La période de stage et la titularisation
Tout agent recruté dans la FP effectue un stage probatoire (1 an, renouvelable) avant titularisation. À l'issue, trois issues : titularisation, prolongation ou refus. Le refus n'est pas une sanction disciplinaire mais doit respecter le contradictoire et être motivé.
Le statut de stagiaire
Tout fonctionnaire recruté (par concours ou autre voie) commence par une période de stage avant d'être titularisé. Le stagiaire n'est pas encore fonctionnaire titulaire : il est en situation probatoire permettant à l'administration de vérifier ses aptitudes professionnelles et son comportement.
Le stage est régi par les textes statutaires propres à chaque corps (décrets portant statuts particuliers) et par les dispositions générales du CGFP (art. L. 411-1 et s.).
Durée et contenu du stage
La durée du stage est généralement d'un an, pouvant être portée à deux ans en cas de prolongation. Certains corps ont des modalités spécifiques (ex. : magistrats administratifs, inspecteurs du travail).
Durant le stage, l'agent : - Perçoit une rémunération (traitement correspondant à l'indice de début de grade) - Accomplit des formations obligatoires (notamment à l'INSP pour les corps A+) - Est soumis aux droits et obligations des fonctionnaires (neutralité, obéissance, discrétion) - Bénéficie de la protection sociale (congés maladie, maternité…)
L'évaluation du stagiaire
À l'issue du stage, le chef de service établit un rapport sur les aptitudes professionnelles du stagiaire. Ce rapport est transmis à la commission administrative paritaire (CAP) compétente.

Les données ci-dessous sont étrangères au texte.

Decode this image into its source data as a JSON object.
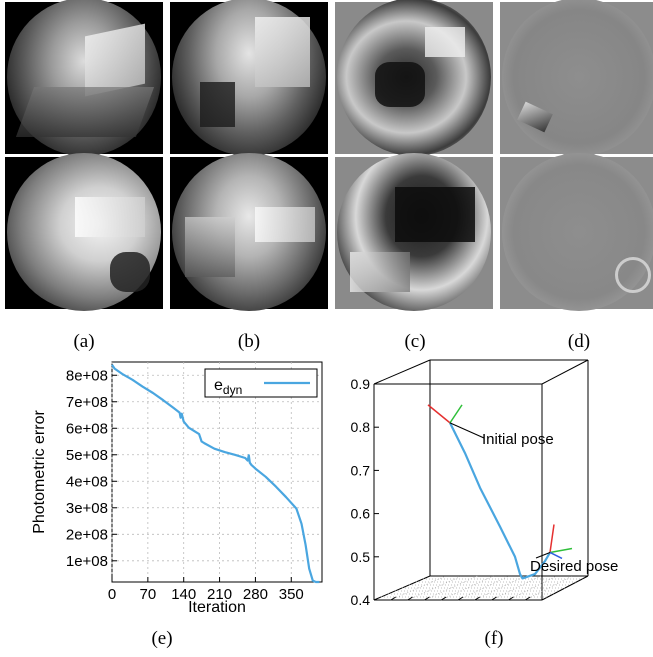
{
  "captions": {
    "a": "(a)",
    "b": "(b)",
    "c": "(c)",
    "d": "(d)",
    "e": "(e)",
    "f": "(f)"
  },
  "chart_data": [
    {
      "type": "line",
      "xlabel": "Iteration",
      "ylabel": "Photometric error",
      "xlim": [
        0,
        410
      ],
      "ylim": [
        20000000,
        850000000
      ],
      "xticks": [
        "0",
        "70",
        "140",
        "210",
        "280",
        "350"
      ],
      "yticks": [
        "1e+08",
        "2e+08",
        "3e+08",
        "4e+08",
        "5e+08",
        "6e+08",
        "7e+08",
        "8e+08"
      ],
      "grid": true,
      "legend": "top-right",
      "series": [
        {
          "name": "e_dyn",
          "name_main": "e",
          "name_sub": "dyn",
          "color": "#4aa6e0",
          "x": [
            0,
            5,
            20,
            40,
            60,
            80,
            100,
            120,
            132,
            134,
            136,
            140,
            150,
            170,
            175,
            180,
            200,
            220,
            240,
            260,
            265,
            267,
            269,
            272,
            280,
            300,
            320,
            340,
            360,
            370,
            378,
            385,
            392,
            398,
            405
          ],
          "y": [
            840000000,
            825000000,
            805000000,
            783000000,
            757000000,
            733000000,
            706000000,
            677000000,
            659000000,
            640000000,
            655000000,
            625000000,
            602000000,
            578000000,
            550000000,
            544000000,
            523000000,
            510000000,
            500000000,
            488000000,
            478000000,
            498000000,
            470000000,
            462000000,
            448000000,
            417000000,
            380000000,
            340000000,
            297000000,
            240000000,
            160000000,
            70000000,
            25000000,
            20000000,
            20000000
          ]
        }
      ]
    },
    {
      "type": "line",
      "xlabel": "",
      "ylabel": "",
      "zlim": [
        0.4,
        0.9
      ],
      "zticks": [
        "0.4",
        "0.5",
        "0.6",
        "0.7",
        "0.8",
        "0.9"
      ],
      "grid": true,
      "annotations": [
        "Initial pose",
        "Desired pose"
      ],
      "series": [
        {
          "color": "#4aa6e0",
          "points": [
            [
              0.0,
              0.81
            ],
            [
              0.03,
              0.74
            ],
            [
              0.06,
              0.66
            ],
            [
              0.1,
              0.57
            ],
            [
              0.13,
              0.5
            ],
            [
              0.14,
              0.46
            ],
            [
              0.145,
              0.45
            ],
            [
              0.17,
              0.46
            ],
            [
              0.19,
              0.49
            ],
            [
              0.2,
              0.51
            ]
          ]
        }
      ]
    }
  ]
}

Trois issues possibles : 1. Titularisation : l'agent a satisfait aux obligations du stage → nomination en qualité de fonctionnaire titulaire, avec reprise d'ancienneté éventuelle 2. Prolongation du stage : des insuffisances sont constatées mais non rédhibitoires → prolongation d'un an maximum 3. Refus de titularisation (ou licenciement) : aptitudes insuffisantes ou comportement incompatible
Le refus de titularisation
Le refus de titularisation est une décision administrative distincte de la sanction disciplinaire. Elle ne nécessite pas de procédure disciplinaire mais doit : - Être précédée d'une communication du dossier au stagiaire (principe du contradictoire) - Être motivée en droit (insuffisance professionnelle, comportement) - Faire l'objet d'un avis de la CAP avant décision
Le stagiaire licencié ou dont la titularisation est refusée n'a pas droit aux indemnités de chômage des fonctionnaires titulaires. Mais il bénéficie du droit à l'allocation d'aide au retour à l'emploi (ARE) s'il remplit les conditions.
Contrôle juridictionnel
Le juge administratif vérifie la réalité et le sérieux des faits invoqués pour refuser la titularisation (CE, Sect., 1999, Agofroy). Il s'assure que la décision n'est pas entachée d'erreur manifeste d'appréciation ni d'un détournement de procédure (refus de titularisation déguisant une sanction disciplinaire).
La titularisation et ses effets
La titularisation confère la qualité de fonctionnaire et déclenche : - L'inamovibilité relative (la révocation nécessite une procédure disciplinaire) - L'application intégrale du statut général - L'ouverture des droits à la carrière (avancement, mobilité) - L'affiliation aux régimes de retraite spéciaux (CNRACL, RAFP…)
Enjeux pour le concours
La distinction stagiaire / titulaire est fondamentale : le stagiaire n'a pas la plénitude des droits du fonctionnaire titulaire. Le refus de titularisation (procédure, contrôle du juge) est un sujet classique. Les candidats doivent savoir que ce refus n'est pas une sanction disciplinaire mais doit quand même respecter le contradictoire.